Croydon Common Athletic Ground, commonly referred to as the Nest, was a football stadium in Selhurst, south London. The original occupiers of the ground were Croydon Common, the Robins, who occupied it from 1908 to 1917.

It was also the home ground of Crystal Palace from 1918 until 1924. The Nest was subleased from the London, Brighton and South Coast Railway, the parties being The Croydon Common Football and Athletic Company Limited and then Crystal Palace Football and Athletic Club, The London Brighton and South Coast Railway Company and the Ecclesiastical Commissioners for England. The reason for three parties to this lease was that the Ecclesiastical Commissioners actually owned the land, the Railway Company had leased it from them and thus the club was subleasing it from the Railway Company. The lease stipulated that the ground could only be used for soccer or athletics or for "the holding of Flower Shows and School treats". As the ground was owned by the Church, the lease also prohibited its use for any purposes on Good Friday and Christmas Day and so the club played only away fixtures on these particular days. The 1872 1:10,560 Ordnance Survey Map merely shows the land as being "Selhurst Wood" prior to the ground being formed.

The ground was quite basic, having only small earth banks around the major part of its circumference. These banks were topped by bushes known to the supporters as "The Jungle". When Croydon Common took over The Nest there was a small stand with seats on the northern side of the ground, but this burned down shortly afterwards. A new stand, significantly longer than the previous one (approximately 75 metres long), was erected to replace it. This stand consisted of an elevated tier with seven rows of seating, achieving an approximate capacity of 1500 seats, and a small standing paddock at the front. The roof had a small triangular white painted gable in its centre. In addition to the dressing rooms, there were a number of stores, rooms and offices under this grandstand. A cinder athletics track ran around the pitch.

The name of "The Nest" came about because the first club to occupy it were Croydon Common – they wore red shirts and were nicknamed "The Robins", hence their ground being known as "The Nest". It typically held a maximum of 20,000 supporters. The Robins were wound up in 1917.

==Crystal Palace==
The club moved to The Nest in 1918, having spent four years at the Herne Hill Athletics Stadium and gained promotion in the 1920–21 season by winning the Division Three championship (later to become known as Division 3 (South)). There is no connection between the Crystal Palace nickname 'The Eagles' and the name of this former ground – the nickname only coming about in the 1970s via the flamboyant manager Malcolm Allison.

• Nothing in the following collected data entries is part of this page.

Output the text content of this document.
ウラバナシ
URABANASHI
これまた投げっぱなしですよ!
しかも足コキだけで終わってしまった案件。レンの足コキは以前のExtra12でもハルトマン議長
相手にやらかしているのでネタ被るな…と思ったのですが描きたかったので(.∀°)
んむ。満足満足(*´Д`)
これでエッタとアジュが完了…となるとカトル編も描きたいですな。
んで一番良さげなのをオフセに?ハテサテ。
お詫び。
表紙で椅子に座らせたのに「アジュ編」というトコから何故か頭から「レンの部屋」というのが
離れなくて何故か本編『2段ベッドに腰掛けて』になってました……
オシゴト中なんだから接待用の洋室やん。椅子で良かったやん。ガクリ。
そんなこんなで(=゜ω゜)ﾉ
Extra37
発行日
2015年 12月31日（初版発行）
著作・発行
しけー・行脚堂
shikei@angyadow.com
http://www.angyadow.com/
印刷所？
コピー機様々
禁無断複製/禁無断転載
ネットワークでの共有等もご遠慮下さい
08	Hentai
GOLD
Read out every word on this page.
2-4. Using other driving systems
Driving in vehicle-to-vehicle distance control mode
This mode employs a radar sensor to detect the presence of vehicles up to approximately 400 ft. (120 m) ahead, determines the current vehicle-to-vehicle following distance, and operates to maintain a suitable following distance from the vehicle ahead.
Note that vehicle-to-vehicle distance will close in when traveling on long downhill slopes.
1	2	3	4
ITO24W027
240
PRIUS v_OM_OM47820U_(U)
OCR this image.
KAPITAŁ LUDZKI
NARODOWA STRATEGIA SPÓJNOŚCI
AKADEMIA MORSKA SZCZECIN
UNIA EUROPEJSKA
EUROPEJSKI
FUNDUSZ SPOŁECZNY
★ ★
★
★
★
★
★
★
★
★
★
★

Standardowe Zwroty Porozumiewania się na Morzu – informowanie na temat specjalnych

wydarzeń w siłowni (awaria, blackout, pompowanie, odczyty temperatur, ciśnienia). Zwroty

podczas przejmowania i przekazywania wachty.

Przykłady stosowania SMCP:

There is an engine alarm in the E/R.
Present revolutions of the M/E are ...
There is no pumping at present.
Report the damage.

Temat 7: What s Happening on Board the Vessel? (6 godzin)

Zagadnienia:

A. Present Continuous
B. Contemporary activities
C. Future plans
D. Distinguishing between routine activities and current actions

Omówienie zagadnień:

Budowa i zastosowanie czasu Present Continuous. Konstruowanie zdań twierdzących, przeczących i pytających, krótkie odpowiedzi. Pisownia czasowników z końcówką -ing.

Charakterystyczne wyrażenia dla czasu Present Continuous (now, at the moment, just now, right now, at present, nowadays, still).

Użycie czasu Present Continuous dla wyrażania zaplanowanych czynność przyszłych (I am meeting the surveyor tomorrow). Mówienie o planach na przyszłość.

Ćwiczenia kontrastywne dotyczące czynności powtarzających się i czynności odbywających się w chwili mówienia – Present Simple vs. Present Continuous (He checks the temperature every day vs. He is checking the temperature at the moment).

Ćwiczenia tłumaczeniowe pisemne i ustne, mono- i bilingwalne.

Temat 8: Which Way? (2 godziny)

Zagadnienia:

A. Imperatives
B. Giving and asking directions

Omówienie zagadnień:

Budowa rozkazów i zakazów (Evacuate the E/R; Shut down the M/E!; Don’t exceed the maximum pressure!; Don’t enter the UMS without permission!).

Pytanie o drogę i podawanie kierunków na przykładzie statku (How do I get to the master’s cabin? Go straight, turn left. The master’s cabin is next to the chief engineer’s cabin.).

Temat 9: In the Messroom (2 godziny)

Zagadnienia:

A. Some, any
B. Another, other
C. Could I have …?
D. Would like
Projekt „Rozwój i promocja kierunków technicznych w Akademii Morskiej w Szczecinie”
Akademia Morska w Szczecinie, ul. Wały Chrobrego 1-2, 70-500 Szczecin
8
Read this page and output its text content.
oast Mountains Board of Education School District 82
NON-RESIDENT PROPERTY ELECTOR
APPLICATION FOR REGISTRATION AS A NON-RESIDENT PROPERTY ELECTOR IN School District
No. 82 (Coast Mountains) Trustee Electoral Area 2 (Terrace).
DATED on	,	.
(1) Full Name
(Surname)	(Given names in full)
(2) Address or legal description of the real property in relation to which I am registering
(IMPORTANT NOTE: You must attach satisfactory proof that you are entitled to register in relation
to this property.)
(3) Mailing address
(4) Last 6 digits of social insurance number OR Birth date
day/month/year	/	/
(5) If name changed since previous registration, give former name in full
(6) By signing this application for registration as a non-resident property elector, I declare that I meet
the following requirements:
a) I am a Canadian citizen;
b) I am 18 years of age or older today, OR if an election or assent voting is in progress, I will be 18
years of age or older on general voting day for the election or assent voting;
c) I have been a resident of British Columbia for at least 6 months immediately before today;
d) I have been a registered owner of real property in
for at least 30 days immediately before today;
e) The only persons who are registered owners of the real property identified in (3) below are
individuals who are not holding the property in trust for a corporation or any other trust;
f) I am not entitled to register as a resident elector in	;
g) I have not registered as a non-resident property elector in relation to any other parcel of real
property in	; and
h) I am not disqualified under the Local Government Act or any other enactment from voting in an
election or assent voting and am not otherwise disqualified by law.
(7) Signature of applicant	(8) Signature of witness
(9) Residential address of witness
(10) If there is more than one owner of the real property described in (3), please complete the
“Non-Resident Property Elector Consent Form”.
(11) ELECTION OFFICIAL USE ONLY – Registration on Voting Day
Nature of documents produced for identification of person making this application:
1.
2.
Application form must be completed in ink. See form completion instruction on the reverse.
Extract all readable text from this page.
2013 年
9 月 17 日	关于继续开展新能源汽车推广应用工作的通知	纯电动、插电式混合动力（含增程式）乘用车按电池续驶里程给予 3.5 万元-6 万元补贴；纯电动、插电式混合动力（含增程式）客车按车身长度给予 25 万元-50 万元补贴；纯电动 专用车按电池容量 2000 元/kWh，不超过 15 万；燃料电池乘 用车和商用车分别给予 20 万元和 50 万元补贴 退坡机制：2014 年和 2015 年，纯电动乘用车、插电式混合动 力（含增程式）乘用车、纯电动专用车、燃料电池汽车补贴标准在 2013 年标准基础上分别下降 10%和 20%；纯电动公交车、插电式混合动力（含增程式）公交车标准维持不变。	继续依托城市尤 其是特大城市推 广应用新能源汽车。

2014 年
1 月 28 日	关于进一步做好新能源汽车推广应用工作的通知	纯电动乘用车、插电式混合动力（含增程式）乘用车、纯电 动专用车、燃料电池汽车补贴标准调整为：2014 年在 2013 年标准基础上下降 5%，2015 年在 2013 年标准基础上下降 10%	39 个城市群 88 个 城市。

In 1924, the club bought a new state-of-the-art ground, Selhurst Park, which would be their home into the next century. Crystal Palace then sublet the ground to Tramways F.C., a railway workers football club.

During the time that Crystal Palace played league football at The Nest, it was common for many spectators to purchase a platform ticket at the adjoining Selhurst Station, and watch matches from Platform 1, as this was cheaper than the match admission price and afforded an elevated clear view of all of the ground.

The site of The Nest is now a train depot for the rail company Southern. The only confirmed remaining trace of the ground is the front boundary wall along Selhurst Road, opposite the railway station. There is some conjecture amongst historians regarding whether or not the shell of the grandstand remains (minus its original roof), as a brick building operating as stores for the railway depot exists in the same position (in which the number of rooms within this building matches exactly the number of rooms under the grandstand as described on the football club leases). This building also displays an interesting feature on its side walls, namely possible steps from what would have been the seating tier. This structure curiously also possesses a quite substantial chimney, which would have to have been subsequently added.